The northern Haitian city of Gonaives is seen flooded on September 19, 2004 after Hurricane Jeanne passed through.[Reuters]
Silme said she saw neighbors swept away in the waters Saturday. As she spoke, two dead children lay on a nearby porch, their faces covered with cloths.

Ronald Jean-Marie, 38, said the waters tore down the concrete walls of his home in Raboteau slum and that his neighbors, a woman and her two young children, disappeared in the fast-moving current.

The storm came four months after devastating floods along the southern border of Haiti and neighboring Dominican Republic. Some 1,700 bodies were recovered and 1,600 more were missing and presumed dead.

Floods are particularly devastating in Haiti, the poorest country in the Americas, because it is almost completely deforested, leaving few roots to hold back rushing waters or mudslides.

Gonaives also suffered fighting during the February rebellion that led to the ouster of President Jean-Bertrand Aristide and left an estimated 300 dead.

Argentine troops who are among more than 3,000 U.N. peacekeepers in Haiti treated at least 150 people injured by the floods in Gonaives, mostly for cuts on feet and legs, said Lt. Cmdr. Emilio Vera.

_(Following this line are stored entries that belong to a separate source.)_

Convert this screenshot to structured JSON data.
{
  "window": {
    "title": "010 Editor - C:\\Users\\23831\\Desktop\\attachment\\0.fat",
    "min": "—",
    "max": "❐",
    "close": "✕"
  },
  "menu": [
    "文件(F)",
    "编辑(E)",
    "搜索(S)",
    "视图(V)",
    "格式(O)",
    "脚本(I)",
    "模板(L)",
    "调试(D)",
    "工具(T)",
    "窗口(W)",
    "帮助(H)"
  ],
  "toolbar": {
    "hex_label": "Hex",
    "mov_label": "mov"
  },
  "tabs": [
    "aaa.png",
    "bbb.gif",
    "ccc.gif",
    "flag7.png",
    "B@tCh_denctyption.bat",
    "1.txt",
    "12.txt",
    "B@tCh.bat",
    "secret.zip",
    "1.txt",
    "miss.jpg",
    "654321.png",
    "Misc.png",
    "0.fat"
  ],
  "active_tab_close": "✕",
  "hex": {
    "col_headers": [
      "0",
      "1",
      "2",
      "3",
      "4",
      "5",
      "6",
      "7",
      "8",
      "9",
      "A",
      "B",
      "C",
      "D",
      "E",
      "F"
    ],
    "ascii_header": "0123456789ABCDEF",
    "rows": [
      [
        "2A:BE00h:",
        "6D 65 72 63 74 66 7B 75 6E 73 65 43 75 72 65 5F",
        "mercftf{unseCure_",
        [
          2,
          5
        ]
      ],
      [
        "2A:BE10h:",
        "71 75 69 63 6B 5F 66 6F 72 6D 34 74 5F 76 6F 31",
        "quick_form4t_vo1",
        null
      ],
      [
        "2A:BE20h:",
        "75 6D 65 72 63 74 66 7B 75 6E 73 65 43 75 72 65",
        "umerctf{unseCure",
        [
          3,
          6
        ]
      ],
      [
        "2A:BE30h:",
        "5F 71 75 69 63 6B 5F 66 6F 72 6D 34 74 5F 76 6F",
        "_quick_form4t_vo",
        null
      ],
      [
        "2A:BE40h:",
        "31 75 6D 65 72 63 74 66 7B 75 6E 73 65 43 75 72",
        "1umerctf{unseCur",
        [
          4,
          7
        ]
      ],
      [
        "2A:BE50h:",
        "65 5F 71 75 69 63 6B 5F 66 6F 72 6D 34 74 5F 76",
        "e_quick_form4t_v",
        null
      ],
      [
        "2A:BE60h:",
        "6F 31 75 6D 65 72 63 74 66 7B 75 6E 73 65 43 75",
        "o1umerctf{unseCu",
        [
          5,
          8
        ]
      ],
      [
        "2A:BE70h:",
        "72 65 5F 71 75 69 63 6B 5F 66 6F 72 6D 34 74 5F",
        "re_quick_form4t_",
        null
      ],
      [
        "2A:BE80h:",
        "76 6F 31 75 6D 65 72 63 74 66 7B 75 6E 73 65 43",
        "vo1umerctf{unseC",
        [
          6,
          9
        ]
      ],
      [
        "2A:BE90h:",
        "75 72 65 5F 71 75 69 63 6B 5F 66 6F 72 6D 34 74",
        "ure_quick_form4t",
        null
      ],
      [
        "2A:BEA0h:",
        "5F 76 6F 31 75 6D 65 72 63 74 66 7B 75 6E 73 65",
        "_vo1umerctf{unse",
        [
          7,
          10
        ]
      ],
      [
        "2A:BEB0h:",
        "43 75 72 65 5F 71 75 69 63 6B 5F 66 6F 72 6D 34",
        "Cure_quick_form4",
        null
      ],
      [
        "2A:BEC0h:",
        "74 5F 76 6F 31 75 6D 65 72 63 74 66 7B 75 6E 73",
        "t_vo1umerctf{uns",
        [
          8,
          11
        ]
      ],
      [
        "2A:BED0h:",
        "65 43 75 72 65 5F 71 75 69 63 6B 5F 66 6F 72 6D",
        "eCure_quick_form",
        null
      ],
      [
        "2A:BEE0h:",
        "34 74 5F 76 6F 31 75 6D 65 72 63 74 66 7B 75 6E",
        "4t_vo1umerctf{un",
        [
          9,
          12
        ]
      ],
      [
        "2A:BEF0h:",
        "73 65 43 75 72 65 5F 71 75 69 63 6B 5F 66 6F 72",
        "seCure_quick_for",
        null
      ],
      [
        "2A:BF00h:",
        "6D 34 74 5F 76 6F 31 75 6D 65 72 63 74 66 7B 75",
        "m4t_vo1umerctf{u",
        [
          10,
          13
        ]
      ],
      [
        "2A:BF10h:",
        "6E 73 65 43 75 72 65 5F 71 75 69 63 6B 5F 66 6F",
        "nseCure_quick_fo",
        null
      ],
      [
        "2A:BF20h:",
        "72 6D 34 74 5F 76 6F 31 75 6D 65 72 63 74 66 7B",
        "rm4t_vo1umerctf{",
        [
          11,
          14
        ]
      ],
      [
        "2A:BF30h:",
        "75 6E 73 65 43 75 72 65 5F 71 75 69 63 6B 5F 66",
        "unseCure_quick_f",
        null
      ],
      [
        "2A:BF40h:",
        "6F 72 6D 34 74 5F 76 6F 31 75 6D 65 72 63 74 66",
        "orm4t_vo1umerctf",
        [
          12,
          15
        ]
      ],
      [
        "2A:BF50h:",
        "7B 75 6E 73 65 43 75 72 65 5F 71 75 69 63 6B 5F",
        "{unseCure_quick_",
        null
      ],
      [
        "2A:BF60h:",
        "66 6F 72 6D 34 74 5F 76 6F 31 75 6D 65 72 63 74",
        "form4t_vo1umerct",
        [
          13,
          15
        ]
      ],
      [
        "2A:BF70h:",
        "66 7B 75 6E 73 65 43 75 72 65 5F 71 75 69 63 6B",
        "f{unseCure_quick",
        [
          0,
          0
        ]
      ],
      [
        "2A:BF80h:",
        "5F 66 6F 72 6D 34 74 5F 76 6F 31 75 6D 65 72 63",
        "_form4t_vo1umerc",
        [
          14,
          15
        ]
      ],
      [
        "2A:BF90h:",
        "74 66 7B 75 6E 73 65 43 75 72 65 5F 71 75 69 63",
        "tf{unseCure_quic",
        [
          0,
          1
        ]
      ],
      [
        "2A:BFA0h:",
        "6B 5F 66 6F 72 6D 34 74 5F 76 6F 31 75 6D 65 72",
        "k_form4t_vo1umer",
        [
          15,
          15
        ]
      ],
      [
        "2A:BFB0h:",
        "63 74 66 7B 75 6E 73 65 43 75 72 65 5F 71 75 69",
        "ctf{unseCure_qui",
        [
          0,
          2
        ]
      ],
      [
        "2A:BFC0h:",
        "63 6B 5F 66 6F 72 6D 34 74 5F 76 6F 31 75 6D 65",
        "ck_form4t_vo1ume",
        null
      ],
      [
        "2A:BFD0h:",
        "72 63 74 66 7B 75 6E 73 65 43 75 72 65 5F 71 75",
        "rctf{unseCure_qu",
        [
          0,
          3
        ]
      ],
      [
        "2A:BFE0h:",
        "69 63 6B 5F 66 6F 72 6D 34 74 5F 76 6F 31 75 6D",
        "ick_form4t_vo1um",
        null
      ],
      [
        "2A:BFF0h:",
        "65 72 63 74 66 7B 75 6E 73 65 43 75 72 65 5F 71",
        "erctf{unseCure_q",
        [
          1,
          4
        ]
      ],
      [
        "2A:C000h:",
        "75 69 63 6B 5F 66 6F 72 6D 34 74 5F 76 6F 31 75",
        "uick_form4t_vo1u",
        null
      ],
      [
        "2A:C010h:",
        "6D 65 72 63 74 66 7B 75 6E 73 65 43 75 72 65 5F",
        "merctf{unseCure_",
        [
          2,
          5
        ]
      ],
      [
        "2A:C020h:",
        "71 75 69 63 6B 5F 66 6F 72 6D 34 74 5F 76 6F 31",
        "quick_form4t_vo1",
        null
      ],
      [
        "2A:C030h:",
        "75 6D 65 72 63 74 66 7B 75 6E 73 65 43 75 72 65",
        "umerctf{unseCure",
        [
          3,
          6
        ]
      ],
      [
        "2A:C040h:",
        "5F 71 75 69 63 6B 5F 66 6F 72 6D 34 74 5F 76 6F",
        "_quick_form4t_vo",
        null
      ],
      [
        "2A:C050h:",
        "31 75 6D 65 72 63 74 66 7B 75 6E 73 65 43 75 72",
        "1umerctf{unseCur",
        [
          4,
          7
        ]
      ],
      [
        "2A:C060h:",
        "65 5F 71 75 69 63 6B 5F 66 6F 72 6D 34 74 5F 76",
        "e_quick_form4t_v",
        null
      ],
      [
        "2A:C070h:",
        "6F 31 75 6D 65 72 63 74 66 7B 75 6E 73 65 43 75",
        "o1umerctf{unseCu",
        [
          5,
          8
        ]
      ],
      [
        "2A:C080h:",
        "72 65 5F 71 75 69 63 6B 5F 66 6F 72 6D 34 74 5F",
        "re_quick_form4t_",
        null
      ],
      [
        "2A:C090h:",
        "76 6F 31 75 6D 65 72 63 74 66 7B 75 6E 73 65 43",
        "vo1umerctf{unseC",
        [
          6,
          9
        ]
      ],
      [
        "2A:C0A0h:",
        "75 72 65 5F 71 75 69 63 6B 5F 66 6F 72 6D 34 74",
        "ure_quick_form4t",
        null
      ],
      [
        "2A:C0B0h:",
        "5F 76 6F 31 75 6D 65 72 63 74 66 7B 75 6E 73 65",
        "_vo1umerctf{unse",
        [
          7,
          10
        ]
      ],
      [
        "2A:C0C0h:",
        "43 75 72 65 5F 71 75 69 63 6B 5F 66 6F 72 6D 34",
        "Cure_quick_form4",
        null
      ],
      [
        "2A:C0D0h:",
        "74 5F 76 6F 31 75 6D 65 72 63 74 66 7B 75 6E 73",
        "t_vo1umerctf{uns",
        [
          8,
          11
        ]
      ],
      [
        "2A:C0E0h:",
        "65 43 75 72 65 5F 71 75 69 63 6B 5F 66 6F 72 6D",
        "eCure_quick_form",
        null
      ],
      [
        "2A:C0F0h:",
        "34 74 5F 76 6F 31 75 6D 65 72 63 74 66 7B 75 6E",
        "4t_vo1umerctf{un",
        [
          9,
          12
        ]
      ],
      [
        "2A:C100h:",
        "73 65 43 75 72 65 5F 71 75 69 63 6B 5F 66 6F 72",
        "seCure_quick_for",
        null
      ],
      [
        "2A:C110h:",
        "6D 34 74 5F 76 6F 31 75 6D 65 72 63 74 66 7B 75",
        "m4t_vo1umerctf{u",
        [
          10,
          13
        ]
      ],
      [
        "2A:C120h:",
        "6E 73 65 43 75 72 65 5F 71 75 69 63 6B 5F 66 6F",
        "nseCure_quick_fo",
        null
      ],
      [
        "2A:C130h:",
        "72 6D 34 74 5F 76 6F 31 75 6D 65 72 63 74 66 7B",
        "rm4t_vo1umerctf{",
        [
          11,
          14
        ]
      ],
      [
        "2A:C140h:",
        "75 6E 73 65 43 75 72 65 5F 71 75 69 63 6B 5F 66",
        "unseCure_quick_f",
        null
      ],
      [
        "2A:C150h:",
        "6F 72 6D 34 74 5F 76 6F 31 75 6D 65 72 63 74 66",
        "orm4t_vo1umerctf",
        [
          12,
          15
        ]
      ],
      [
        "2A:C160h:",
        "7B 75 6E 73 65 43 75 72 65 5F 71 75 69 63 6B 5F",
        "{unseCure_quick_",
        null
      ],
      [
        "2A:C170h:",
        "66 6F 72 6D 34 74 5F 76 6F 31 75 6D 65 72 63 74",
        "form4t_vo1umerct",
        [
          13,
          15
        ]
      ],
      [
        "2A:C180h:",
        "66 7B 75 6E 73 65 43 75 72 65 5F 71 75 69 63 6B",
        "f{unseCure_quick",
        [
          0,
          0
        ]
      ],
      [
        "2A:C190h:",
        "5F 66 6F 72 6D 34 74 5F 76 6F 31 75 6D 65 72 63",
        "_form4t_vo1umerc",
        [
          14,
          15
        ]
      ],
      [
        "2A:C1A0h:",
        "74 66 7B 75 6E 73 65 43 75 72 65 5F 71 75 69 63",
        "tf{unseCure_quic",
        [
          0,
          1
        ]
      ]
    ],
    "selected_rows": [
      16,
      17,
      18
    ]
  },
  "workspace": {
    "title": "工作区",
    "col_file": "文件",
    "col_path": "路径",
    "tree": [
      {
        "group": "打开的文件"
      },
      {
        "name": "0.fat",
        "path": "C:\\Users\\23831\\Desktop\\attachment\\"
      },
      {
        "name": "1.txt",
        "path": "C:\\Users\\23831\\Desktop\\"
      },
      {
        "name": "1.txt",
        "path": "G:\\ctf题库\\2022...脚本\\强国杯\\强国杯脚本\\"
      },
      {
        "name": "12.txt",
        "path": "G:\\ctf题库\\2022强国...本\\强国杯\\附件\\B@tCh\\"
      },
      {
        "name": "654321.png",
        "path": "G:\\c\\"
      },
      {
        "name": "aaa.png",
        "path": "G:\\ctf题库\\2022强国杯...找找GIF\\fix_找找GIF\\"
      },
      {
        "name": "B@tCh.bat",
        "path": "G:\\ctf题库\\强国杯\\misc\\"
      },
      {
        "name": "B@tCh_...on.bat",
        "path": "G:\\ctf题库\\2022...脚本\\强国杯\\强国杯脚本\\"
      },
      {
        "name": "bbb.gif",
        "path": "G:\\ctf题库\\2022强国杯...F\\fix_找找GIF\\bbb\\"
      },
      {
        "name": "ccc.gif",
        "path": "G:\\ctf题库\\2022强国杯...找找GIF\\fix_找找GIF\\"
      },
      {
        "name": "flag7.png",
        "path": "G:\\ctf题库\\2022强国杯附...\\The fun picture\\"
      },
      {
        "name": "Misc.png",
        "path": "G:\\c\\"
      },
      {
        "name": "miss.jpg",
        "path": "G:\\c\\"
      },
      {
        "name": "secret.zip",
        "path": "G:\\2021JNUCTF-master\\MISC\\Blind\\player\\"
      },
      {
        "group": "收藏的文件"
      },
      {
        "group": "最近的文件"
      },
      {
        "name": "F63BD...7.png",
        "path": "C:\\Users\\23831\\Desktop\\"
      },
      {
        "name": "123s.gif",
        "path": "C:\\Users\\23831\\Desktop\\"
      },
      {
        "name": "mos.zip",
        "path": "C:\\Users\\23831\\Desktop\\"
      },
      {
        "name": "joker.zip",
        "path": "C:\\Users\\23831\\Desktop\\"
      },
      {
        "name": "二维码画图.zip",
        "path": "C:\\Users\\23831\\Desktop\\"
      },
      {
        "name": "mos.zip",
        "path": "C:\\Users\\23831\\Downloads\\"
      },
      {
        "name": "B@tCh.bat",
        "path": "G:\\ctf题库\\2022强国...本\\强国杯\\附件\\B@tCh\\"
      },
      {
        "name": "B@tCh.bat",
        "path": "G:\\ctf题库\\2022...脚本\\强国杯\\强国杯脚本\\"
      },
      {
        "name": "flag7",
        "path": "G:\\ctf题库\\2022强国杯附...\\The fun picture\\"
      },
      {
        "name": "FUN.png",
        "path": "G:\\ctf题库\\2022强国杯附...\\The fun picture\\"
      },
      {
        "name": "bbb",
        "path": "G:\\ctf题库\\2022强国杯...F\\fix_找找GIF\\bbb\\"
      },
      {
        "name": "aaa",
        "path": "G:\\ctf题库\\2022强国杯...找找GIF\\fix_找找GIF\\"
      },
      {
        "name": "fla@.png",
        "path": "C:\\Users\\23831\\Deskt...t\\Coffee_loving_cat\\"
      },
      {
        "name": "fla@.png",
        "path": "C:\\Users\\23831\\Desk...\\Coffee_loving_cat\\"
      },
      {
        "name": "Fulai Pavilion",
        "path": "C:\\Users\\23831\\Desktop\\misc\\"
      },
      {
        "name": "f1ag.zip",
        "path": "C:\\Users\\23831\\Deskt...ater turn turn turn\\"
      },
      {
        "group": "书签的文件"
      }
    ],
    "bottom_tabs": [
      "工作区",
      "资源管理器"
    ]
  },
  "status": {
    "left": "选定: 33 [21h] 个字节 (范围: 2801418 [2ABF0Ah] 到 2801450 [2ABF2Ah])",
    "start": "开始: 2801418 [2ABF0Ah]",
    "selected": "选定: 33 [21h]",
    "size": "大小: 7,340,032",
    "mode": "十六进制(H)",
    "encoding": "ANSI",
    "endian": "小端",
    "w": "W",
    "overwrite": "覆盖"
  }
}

One man stood outside the flooded base used by the troops and asked soldiers to remove 11 bodies that were floating in his house, including four brothers and a sister.

"I would like to see if the soldiers could do something about these bodies," said Jean-Saint Manus, a 30-year-old student. "The door was closed. Everybody was trapped inside."

Equipment including the X-ray machine was covered with mud at Gonaives' General Hospital, said Dr. Pierre-Marie Dieudonne, a doctor with the Catholic agency Caritas. He said there was a great need for antibiotics, food and water.

Three trucks carrying Red Cross relief supplies from tents to blankets rolled in Monday, but two were mobbed by people who grabbed blankets and towels. U.N. troops stood by watching. Only one truck arrived intact with tents at the mayor's office.

People tripped over each other to grab tiny bags of water thrown from a Red Cross truck in front of City Hall.

"Everyone is desperate," said Pelissier Heber of the Artibonite Chamber of Commerce. "The international community is not doing anything so there's a general panic. The population is really mad because they were expecting more from the United Nations."

Interim Prime Minister Gerard Latortue toured some flooded areas Sunday and declared Gonaives a disaster area, calling for international aid. The U.S. Embassy announced $60,000 in immediate relief.

At 11 p.m., Jeanne was about 405 miles east of Great Abaco Island in the Bahamas, with winds near 85 mph, moving northeast at about 7 mph.

Meanwhile, Hurricane Karl and Tropical Storm Lisa remained far out in the Atlantic and were not immediate threats to land. Karl's sustained winds diminished to 120 mph, making it a Category 3 hurricane. Lisa had winds of 60 mph.